Tamamını tek seferde, büyüyle yapmanın tonlarca faydası vardı, ki en belirgin olanı hiçbir deliğin, açıklığın olmamasıydı. Duvarlar hava geçirmezdi, yani cereyandan ve içerideki sıcaklığı istenmeyen değişimlerden uzak tutabilecektik. Açıkçası, hava gerçekten soğusa bile burası gayet iyi dayanırdı.

 

Tavanda lamba yerleştirilebilecek birkaç yer bile vardı, ki ben de tam olarak öyle yaptım. Daha önceden DP ile hoş, rahat ve taşınabilir yatakla birlikte birkaç tane de fener almıştım. Öff, şu fenerler gerçekten iyi seçimdi. Yumuşak ışığı atmosfere gerçekten iyi uyuyordu. Aferin ben. Sırtının sıvazlanmasını hak ediyorsun. Yani cidden. Ortalama bir yatak ve kahvaltı kadar olmasa bile, burası bu şekilde bile iyiydi. Hehe. Çocuklar oynasın diye yaptığım o tüm minyatür evleri boşuna yapmadım herhalde. Böyle şeyler benim için o kadar kolaydı ki gözlerim kapalı ve ellerim arkadan bağlı bir şekilde bile yapabilirdim.

 

Henüz bahsetmediğim tek temel şey olan banyo binanın içinde bulunmuyordu. Bunun yerine onu, suyun tadını çıkarırken manzaraya bakabilelim diye dışarı, açık hava stilinde yapmıştım. Bu tercihi normal olarak riskli bulanlar olabilir ama bunun hakkında endişelenecek hiç bir şey yoktu. Kimse gözetleyemeyecekti çünkü hiçliğin ortasındaydık. Aynı şekilde canavarlar da Lefi’den kendi kendilerine koydukları uzak durma kararlarını ezemeyecek kadar korktuklarından, bizi hazırlıksız yakalamaya çalışmayacaklardı bile.

 

Bütün süreci izleyen Lefi, “Büyü yeteneklerin gayet iyice hassaslaşmış,” diye yorumladı. “Çok detaylı yapılar yaratmada ben bile seninle aşık atamam.”

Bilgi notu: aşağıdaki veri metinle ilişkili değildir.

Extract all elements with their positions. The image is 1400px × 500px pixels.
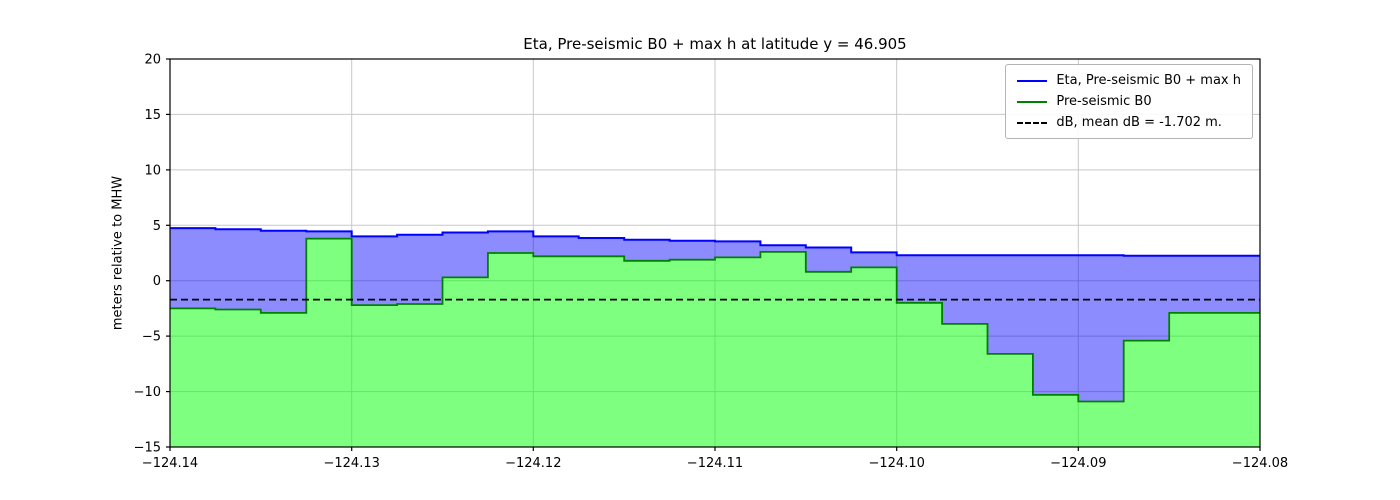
x-tick-label: −124.14: [142, 456, 198, 471]
x-tick-label: −124.10: [869, 456, 925, 471]
y-tick-label: 15: [144, 108, 161, 123]
eta-line: [170, 227, 1260, 257]
y-tick-label: 10: [144, 163, 161, 178]
x-tick-label: −124.11: [687, 456, 743, 471]
legend-label: Pre-seismic B0: [1056, 94, 1152, 109]
y-tick-label: 20: [144, 53, 161, 68]
chart-title: Eta, Pre-seismic B0 + max h at latitude …: [523, 35, 907, 53]
legend-label: Eta, Pre-seismic B0 + max h: [1056, 73, 1241, 88]
legend-line-sample: [1017, 79, 1048, 82]
y-tick-label: −10: [134, 385, 161, 400]
eta-fill-area: [170, 228, 1260, 402]
x-tick-label: −124.13: [324, 456, 380, 471]
legend-label: dB, mean dB = -1.702 m.: [1056, 115, 1222, 130]
y-tick-label: 5: [153, 219, 161, 234]
legend-entry-eta: Eta, Pre-seismic B0 + max h: [1017, 73, 1241, 88]
legend-line-sample: [1017, 100, 1048, 103]
b0-line: [170, 237, 1260, 403]
x-tick-label: −124.09: [1050, 456, 1106, 471]
y-axis-label: meters relative to MHW: [110, 175, 126, 331]
y-tick-label: 0: [153, 274, 161, 289]
x-tick-label: −124.12: [505, 456, 561, 471]
legend-entry-b0: Pre-seismic B0: [1017, 94, 1241, 109]
x-tick-label: −124.08: [1232, 456, 1288, 471]
y-tick-label: −15: [134, 441, 161, 456]
legend-dashed-line-sample: [1017, 121, 1048, 124]
legend: Eta, Pre-seismic B0 + max h Pre-seismic B…: [1005, 64, 1253, 139]
y-tick-label: −5: [142, 330, 161, 345]
legend-entry-dB: dB, mean dB = -1.702 m.: [1017, 115, 1241, 130]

“Muhahahaha! İyi bakın, çünkü bu sadece iblis lordları tarafından bilinen çoktan unutulmuş bir sanattır!”

“Bir süredir sana şunu sormak istiyordum Yuki. Çocuklar için bir şeyler yarattığın zamanlarda yeteneğinin iblis lordu kimliğinden kaynaklandığını sık sık dile getiriyorsun. Bu ilişkilendirmeyi biraz... tuhaf bulmuyor musun?”

“Ne demek istiyorsun? Kızların oyun zamanlarını iyileştirmek bir iblis lordu olmanın kesinlikle bir parçası.”

“...Senin için sorun değil madem, ben de başka bir şey demeyeceğim.”

 

Lefi’nin hala söyleyecekleri var gibiydi, ama tartışmanın bi anlamı olmadığı sonucuna varmıştı.

 

“Ama aynısını sen de yapıyorsun,” dedi Enne.

“Ö-öyle mi yapıyorum?” Lefi gerçekten şaşırmıştı.

“Hı-hı. Her zaman.” Diyerek başını salladı. “Her zaman bir şey yapıyorsun. Sonra yapabileceğini söylüyorsun. Yüce Ejderha olduğun için. Aynı Sahip gibi. Ve onun İblis Lordu unvanı gibi.”

 

Enne son zamanlarda daha kendini ifade eder olmaya başlamıştı; daha fazla duygusu yüzeye çıkıyordu. Ki bana sorarsanız bu iyi bir şeydi. Yakında kendini istediği gibi ifade edebilir hale gelirdi.

 

“Hadi bunu daha sonra konuşalım. Daha fazla geç olmadan bir şeyler yemeye ne dersiniz kızlar?” Diye sordum. “İkinizin özel olarak istediği bir şey var mı?”

 

Siparişlerini alırken onları ışıkları çoktan açılmış olan evin içindeki masaya doğru götürdüm.

 

Lefi, “Ben mantı istiyorum,” dedi.

Enne ise, “Ramen,” dedi.

“Üç kase ramen ile yanında mantı, tamamdır. Siz zarif hanımlar hangi tür yemek suyu ister acaba?”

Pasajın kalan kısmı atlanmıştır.